Une rupture risquait de mettre à mal les majorités qui permettent à la droite et à l’extrême droite de gouverner ensemble de nombreuses collectivités locales dans le nord du pays. De plus, en cas d’accord entre la seule Ligue et les Cinq Etoiles, Matteo Salvini, en tant que chef de la coalition, risquait de se retrouver certes partenaire, mais minoritaire au sein du gouvernement.
En dernier ressort, le patron de la Ligue a bien tenté de demander à Berlusconi de se mettre personnellement en retrait pour permettre un accord entre la coalition de droite et d'extrême droite et le M5S, mais le Cavaliere a refusé net et s'en est pris durement aux Cinq Etoiles : «Ils représentent un danger pour l'Italie. […] Ce ne sont que des chômeurs qui éprouvent de la haine sociale. […] Ce sont des bons à rien. A Mediaset, je les prendrais pour nettoyer les chiottes.»

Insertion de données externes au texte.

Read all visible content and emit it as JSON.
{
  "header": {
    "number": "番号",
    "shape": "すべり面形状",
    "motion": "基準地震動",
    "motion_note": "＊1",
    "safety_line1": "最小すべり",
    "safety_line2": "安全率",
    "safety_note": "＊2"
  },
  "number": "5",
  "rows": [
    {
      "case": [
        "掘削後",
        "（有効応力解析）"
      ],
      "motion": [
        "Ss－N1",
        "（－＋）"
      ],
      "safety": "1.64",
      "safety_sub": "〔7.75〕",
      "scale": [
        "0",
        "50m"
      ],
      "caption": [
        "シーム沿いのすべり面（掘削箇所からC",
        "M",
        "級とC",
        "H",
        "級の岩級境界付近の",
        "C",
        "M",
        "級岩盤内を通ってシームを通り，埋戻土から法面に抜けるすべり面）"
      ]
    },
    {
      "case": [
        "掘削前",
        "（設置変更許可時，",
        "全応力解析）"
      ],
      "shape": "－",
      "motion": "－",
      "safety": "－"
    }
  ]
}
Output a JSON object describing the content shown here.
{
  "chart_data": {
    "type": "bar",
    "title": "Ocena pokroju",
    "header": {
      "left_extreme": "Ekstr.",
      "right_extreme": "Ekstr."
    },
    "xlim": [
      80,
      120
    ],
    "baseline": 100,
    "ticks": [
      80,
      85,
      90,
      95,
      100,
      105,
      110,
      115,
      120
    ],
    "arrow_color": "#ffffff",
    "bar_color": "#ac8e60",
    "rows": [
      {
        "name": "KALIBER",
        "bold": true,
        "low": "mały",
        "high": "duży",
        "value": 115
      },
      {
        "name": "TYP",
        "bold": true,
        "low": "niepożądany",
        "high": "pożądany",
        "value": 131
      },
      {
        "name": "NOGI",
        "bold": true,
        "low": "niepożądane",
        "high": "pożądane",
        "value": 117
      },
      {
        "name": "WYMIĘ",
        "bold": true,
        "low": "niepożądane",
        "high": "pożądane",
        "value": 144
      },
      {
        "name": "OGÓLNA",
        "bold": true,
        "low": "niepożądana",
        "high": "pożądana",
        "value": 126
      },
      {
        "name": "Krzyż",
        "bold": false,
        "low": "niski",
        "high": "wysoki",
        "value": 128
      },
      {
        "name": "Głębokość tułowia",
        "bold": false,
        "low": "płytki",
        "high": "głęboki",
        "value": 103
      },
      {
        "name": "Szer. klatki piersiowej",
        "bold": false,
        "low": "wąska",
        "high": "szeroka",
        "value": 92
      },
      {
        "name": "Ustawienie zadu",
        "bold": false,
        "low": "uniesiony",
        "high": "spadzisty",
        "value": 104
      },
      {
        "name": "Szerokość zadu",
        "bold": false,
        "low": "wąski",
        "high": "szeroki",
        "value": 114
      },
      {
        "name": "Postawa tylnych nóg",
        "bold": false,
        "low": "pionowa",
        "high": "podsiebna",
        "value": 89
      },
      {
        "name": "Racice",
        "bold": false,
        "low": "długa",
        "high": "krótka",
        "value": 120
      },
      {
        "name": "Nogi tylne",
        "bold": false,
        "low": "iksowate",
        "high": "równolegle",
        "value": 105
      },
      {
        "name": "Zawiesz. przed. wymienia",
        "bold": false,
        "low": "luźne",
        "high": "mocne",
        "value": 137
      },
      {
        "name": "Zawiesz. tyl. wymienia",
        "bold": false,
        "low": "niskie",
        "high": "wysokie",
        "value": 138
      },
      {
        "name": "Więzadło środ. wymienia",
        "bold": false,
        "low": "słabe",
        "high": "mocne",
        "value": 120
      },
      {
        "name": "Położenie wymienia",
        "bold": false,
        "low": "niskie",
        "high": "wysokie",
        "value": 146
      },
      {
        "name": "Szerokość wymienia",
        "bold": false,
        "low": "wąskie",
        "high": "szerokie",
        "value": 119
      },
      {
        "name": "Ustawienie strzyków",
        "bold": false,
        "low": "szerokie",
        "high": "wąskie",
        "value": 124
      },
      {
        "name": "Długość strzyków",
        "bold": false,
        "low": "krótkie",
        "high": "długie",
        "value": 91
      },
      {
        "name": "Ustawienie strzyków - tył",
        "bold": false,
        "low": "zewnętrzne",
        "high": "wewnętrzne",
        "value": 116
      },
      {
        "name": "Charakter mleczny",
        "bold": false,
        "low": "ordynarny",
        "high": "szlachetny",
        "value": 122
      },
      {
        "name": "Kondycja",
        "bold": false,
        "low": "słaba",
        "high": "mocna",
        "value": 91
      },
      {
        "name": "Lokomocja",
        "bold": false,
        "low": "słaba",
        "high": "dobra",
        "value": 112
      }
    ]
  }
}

«C'est terminé avec Salvini, bonne chance», a conclu ironiquement Luigi Di Maio, constatant lundi le refus du dirigeant de la Ligue de dire «ciao» à Berlusconi, trois jours seulement après avoir déclaré : «Avec Salvini, on peut faire du bon boulot pour le pays.» Désormais, changement de cap : les discussions s'ouvrent avec le centre gauche.
«Sang»
Du point de vue programmatique, un rapprochement est en cours. Luigi Di Maio a confié à un groupe d'experts le soin de travailler sur la convergence des programmes, avec comme priorité la lutte contre la pauvreté. Par ailleurs, le M5S a profondément remanié sa ligne sur la politique étrangère. Il y a encore quelques semaines, les Cinq Etoiles évoquaient par exemple «le désengagement de toutes les missions militaires de l'Otan». Il n'est plus question aujourd'hui que «d'ouvrir une table de discussions au sein de l'Otan». De même, la direction du M5S ne parle plus de sortie de l'UE ou de la monnaie unique. «Oui aux discussions avec les Cinq Etoiles. On ne peut pas se contenter de dire non», a estimé le ministre des Biens culturels et poids lourd du PD, Dario Franceschini. Lui estime, comme plusieurs autres dirigeants, qu'il faut dialoguer avec eux.
Ce n'est pas la ligne de Matteo Renzi, pour qui les démocrates ne peuvent servir de «béquille» à un mouvement populiste qui les a copieusement insultés. «Les Cinq Etoiles et la droite représentent l'opposé de nos valeurs. Ils sont antieuropéens, antipolitiques, ils utilisent un langage de haine. Ils ont dit que nous étions des corrompus, des mafieux, et que nous avions les mains pleines de sang à cause de l'immigration. […] Qu'ils fassent ensemble un gouvernement, nous sommes à l'opposition», a lancé Matteo Renzi dès le mois de mars. Ce dernier pourrait faire obstacle à un accord PD-M5S, qui n'est pas soutenu non plus par les militants étoilés. Seuls 24 % d'entre eux seraient favorables à une telle solution et 58 % préfèrent un pacte avec la Ligue. En cas d'échec de la mission exploratoire de Roberto Fico, le chef de l'Etat, Sergio Mattarella, pourrait opter pour un gouvernement institutionnel comme solution de repli.